Fairness and Accuracy in Reporting (FAIR) is taking the New York Times to task for portraying the attack on voting rights in the U.S. as little more than a partisan disagreement. According to the NYT, Republican-enacted laws to shorten early voting periods and force voters to show identification cards are designed to prevent voter fraud, while Democrats say such fraud is nearly non-existent and these restrictions are a Republican effort to disenfranchise poor and minority voters.
But the Times failed completely to report on the actual facts pertaining to the issue of voter fraud in the U.S.
On many occasions Republican politicians have actually admitted that voting restrictions are, in fact, aimed at disenfranchising Democrats. Additionally, no Republican has ever been able to show that any American election was stolen as a result of in-person voter fraud. Not one.
Moreover, academic studies show voter fraud is practically nonexistent in the U.S.
Law professor Justin Levitt since 2000 has tracked down and analyzed “every specific, credible allegation that someone may have pretended to be someone else and the polls, in any way that an ID law could fix.” He found only 31 incidents over 15 years and over more than a billion ballots cast. Most of the incidents were due to voters misunderstanding the voting eligibility rules or making mistakes filling out registration forms.
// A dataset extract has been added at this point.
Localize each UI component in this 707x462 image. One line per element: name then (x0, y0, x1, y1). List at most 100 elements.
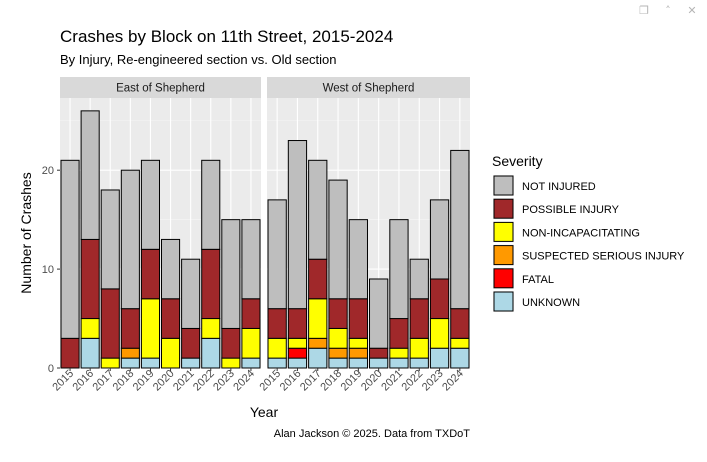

Levitt concluded that “There is almost no voting fraud in America,” and “The only reason Republicans are passing these laws is to give themselves a political edge by suppressing Democratic votes.”
Despite this, the New York Times failed to state that voter restriction laws are, in fact, an ongoing effort by Republicans to disenfranchise voters and gain an electoral advantage. Rather, the paper reports on the issue as though it is merely a disagreement over the facts between Republicans and Democrats.